Di kertas untuk Senja, Ibu menulis: “Senja, hari di kantor terasa panjang dan lama. Ibu tidak sabar ingin mendengar ceritamu. Cerita tentang guru idolamu, dan andaianmu bila dia adalah ayahmu. Oh ya...kata guru idolamu kepada Ibu, kamu anak rajin dan cerdas. Kalau kamu terus rajin seperti ini kamu kemungkinan akan menjadi juara kelas. Semangat ya nak, Ibu mengasihimu.”  

Pak guru, yang sekarang entah berada dimana, adalah tempat senja melabuhkan rindu pada sosok ayah. Sosok ayah yang terasa begitu asing bagi senja. Sosok yang bersemayam dalam bayangan kelam laki-laki tua yang dijumpainya, di senja hari di seberang Masjid yang mencoba membelai rambutnya dan menyentuh Mentari.

Aroma angu kembali mengudara. Sudah dua tahun, Senja terbiasa duduk di kursi malas kayu pada sore hari, menelusuri kertas yang berisi bongkah kenangan atas nama Mentari, yang  telah dijemput sang khalik, dan bongkah kenangan dirinya. Senja hanya ingin membunuh rasa sepi dan mencari kebahagiaan. Bongkahan tersebut tersusun rapi di dalam kotak kayu cendana warisan Ibu. Ada satu kertas untuk Mentari tergeletak di atas meja di tepi kotak cendana dan satu kertas lainnya untuk Senja tersisip di antara jempol dan telunjuknya.

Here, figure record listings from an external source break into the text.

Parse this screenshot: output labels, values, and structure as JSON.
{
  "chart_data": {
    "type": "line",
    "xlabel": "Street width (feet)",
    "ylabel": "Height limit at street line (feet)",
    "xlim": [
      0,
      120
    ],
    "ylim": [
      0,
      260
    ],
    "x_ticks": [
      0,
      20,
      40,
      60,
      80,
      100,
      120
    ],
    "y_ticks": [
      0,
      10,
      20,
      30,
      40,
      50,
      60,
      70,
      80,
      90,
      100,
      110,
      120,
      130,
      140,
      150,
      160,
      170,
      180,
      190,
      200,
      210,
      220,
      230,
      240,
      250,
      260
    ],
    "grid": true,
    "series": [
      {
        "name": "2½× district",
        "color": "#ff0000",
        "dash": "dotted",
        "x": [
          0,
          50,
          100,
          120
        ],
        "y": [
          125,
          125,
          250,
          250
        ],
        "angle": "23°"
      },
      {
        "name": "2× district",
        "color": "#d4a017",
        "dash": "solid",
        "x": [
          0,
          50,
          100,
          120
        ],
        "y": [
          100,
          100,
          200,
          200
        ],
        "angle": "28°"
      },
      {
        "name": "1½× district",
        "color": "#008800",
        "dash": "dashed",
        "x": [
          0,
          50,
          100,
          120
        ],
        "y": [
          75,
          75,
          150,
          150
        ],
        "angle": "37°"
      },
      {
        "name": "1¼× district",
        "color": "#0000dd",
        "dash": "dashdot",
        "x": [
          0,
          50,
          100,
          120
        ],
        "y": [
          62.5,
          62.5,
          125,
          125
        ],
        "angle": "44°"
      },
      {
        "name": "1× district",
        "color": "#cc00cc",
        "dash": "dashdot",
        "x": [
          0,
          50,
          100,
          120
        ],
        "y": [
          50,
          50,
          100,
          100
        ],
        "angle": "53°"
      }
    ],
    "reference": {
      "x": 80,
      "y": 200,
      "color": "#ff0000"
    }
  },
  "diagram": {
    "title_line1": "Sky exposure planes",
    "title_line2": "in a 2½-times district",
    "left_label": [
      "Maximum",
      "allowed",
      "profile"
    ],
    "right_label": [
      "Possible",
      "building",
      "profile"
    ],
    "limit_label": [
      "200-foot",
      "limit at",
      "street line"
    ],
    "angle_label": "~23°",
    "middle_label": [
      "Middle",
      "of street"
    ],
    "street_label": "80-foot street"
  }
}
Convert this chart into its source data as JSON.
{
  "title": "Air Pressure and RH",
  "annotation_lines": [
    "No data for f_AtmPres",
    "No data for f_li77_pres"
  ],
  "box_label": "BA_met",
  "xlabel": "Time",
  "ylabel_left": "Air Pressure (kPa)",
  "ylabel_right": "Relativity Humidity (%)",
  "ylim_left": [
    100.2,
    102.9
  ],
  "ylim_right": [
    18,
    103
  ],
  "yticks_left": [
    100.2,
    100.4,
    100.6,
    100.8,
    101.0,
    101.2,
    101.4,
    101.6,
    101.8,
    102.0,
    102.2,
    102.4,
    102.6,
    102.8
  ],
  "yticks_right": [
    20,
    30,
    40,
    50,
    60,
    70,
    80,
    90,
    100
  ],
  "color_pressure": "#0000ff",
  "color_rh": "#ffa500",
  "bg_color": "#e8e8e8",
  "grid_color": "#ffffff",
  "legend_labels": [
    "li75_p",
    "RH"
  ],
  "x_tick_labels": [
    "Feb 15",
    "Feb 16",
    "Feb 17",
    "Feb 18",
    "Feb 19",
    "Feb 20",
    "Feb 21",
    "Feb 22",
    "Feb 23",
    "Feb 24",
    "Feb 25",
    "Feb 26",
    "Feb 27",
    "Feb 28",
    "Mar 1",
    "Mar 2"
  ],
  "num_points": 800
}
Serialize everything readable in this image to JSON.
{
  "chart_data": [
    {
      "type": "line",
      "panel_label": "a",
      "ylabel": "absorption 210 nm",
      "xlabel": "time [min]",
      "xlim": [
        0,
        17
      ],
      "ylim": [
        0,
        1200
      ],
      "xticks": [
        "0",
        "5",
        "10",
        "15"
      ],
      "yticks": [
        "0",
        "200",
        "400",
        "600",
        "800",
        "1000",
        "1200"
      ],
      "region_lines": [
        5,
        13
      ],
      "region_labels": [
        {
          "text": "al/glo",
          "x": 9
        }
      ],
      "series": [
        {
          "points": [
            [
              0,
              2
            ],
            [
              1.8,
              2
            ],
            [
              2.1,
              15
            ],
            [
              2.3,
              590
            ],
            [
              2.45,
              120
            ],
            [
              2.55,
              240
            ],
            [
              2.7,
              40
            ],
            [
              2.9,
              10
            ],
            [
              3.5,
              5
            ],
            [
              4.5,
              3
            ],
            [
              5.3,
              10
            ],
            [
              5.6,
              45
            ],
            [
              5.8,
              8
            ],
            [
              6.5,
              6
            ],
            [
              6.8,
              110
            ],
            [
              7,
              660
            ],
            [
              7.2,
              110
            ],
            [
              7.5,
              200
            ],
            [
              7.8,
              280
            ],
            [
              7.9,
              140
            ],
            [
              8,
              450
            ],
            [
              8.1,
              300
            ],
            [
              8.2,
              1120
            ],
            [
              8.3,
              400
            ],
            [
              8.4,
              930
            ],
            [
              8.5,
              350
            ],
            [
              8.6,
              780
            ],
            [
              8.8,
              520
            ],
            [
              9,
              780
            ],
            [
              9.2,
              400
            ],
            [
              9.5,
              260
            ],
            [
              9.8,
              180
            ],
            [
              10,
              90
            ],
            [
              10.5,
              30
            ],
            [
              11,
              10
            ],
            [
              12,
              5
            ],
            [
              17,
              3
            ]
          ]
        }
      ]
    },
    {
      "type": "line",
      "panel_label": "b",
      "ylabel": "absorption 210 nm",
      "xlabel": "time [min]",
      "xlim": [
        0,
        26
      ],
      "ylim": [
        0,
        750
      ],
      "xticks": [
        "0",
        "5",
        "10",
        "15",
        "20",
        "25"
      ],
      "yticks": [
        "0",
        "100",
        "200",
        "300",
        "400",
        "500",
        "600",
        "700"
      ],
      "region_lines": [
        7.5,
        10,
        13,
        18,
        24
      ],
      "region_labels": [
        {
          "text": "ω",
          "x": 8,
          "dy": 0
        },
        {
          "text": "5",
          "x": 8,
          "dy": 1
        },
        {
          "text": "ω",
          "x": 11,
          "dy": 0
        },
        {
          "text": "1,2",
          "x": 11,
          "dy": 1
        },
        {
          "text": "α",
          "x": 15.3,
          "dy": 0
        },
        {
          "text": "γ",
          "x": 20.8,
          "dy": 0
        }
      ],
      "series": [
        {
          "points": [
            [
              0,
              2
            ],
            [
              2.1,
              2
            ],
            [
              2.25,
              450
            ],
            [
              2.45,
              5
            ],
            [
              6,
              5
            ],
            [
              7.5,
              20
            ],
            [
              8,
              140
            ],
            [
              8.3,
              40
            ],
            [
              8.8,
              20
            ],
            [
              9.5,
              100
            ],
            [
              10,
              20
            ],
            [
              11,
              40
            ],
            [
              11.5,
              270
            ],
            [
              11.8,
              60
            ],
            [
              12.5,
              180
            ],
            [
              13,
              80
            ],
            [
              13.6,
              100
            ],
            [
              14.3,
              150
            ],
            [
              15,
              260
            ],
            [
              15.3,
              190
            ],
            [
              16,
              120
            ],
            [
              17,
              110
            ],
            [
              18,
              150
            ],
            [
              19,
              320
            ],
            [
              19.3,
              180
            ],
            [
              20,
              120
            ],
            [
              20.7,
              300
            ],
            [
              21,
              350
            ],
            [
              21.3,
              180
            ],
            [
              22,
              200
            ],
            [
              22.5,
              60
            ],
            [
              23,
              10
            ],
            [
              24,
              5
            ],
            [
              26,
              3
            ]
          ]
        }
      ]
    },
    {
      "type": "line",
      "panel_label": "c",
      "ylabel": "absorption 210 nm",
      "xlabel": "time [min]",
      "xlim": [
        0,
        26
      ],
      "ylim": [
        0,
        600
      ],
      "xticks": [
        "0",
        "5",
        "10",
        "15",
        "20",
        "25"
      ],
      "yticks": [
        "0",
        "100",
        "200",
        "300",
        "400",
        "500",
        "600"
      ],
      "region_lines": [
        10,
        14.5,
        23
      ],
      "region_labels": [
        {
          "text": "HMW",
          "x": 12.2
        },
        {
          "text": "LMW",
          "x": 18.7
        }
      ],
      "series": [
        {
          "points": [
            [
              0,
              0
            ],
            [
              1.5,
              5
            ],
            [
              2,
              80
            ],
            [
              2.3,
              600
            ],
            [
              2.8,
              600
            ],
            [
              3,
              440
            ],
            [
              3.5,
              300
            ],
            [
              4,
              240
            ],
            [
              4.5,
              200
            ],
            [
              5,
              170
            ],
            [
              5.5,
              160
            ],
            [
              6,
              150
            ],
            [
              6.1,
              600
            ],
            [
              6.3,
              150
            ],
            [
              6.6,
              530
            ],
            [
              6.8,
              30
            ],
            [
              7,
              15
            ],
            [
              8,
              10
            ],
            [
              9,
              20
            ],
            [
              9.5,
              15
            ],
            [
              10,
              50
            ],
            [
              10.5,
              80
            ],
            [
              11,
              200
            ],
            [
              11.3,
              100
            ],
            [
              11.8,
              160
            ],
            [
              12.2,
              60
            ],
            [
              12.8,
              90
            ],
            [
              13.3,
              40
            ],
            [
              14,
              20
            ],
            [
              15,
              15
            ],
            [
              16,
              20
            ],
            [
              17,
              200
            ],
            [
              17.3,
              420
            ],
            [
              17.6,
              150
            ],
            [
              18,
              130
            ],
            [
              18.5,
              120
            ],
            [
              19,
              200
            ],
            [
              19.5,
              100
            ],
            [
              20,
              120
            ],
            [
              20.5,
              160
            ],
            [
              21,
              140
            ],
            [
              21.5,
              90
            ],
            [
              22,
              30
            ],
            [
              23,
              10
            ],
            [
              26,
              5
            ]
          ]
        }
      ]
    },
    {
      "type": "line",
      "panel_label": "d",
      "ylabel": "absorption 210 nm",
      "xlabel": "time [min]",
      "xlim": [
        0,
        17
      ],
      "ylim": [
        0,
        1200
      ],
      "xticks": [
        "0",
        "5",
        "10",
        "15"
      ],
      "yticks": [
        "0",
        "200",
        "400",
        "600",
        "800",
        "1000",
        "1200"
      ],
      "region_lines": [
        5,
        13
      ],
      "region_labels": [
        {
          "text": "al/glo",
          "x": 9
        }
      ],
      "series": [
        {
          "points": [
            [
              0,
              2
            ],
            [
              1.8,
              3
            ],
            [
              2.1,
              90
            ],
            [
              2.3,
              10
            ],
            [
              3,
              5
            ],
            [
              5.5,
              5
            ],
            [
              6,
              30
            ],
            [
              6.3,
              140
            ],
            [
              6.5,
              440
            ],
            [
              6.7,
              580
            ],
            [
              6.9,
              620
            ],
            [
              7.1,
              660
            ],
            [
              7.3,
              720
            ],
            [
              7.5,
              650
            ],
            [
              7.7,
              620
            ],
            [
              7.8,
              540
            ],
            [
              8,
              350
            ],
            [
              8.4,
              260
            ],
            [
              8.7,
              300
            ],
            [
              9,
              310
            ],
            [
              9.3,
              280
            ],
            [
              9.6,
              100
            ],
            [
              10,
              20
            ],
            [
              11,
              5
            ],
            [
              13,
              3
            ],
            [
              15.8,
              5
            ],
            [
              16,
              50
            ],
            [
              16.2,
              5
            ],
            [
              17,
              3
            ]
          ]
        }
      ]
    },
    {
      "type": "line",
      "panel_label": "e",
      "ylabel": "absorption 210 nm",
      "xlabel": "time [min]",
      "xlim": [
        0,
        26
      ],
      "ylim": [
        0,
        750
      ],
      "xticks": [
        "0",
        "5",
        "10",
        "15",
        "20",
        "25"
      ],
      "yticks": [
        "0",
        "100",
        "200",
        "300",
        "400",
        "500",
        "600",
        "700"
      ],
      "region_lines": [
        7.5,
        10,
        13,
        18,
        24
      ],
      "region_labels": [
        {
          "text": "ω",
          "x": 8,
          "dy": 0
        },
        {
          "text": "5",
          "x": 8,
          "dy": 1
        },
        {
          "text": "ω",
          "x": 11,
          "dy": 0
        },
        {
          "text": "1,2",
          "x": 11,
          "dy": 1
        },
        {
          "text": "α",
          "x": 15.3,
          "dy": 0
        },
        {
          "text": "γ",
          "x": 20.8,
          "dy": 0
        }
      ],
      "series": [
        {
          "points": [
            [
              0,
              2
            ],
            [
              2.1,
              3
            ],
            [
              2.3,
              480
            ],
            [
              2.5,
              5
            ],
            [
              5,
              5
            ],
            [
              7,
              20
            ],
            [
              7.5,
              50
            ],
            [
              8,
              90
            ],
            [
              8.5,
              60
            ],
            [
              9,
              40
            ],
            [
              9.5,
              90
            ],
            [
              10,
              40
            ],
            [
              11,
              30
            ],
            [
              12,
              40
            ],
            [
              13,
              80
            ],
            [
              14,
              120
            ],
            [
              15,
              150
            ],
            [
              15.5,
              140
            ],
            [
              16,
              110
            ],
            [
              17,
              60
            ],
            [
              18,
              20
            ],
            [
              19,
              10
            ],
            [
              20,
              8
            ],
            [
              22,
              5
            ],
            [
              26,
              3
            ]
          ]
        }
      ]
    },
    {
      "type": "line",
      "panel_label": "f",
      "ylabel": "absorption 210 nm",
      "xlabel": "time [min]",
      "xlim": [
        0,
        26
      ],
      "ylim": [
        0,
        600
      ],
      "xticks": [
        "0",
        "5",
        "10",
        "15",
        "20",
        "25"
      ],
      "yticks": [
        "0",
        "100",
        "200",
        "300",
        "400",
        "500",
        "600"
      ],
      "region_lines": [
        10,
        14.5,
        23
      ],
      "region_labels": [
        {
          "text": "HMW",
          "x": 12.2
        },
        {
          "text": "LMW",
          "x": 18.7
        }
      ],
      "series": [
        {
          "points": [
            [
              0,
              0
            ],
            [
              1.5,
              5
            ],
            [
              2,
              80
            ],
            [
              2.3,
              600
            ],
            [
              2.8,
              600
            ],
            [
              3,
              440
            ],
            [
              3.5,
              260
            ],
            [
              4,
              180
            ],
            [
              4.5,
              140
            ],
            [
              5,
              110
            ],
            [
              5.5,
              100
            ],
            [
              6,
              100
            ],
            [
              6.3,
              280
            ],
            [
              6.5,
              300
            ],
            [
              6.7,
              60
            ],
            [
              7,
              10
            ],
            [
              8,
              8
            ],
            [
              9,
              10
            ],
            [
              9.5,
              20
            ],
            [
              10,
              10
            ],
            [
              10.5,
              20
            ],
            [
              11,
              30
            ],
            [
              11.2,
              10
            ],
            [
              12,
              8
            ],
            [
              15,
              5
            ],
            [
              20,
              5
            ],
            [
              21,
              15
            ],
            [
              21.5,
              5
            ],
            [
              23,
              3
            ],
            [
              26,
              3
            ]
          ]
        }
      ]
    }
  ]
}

 Angin malam yang berhembus agak kencang menerbangkan tumpukan-tumpukan kertas di dalam kotak cendana. Begitu juga satu kertas untuk Mentari di sisi kotak cendana dan satu kertasnya yang tersisip di antara jemarinya.  Kertas yang berhamburan terbang melayang dan berputar di udara, kemudian  berlabuh di atas lantai. Kertas yang ditulis oleh tangan alhmarhum Ibu untuk Senja tergolek tepat di sisi kertas untuk Mentari.

Senja diam.  Tak bergerak.  Kedua kelopak matanya mengatup. Kepalanya terkulai. Aroma angu tak lagi menggoda. Napasnya melambat. Sayup-sayup terdengar suara Mentari menyemangati Senja: “Ayo … tiga lagi…lebih cepat…ayo. Tiga ratus dua puluh satu…, tiga ratus dua puluh dua…” Pada hitungan 333 jantung Senja berhenti berdetak.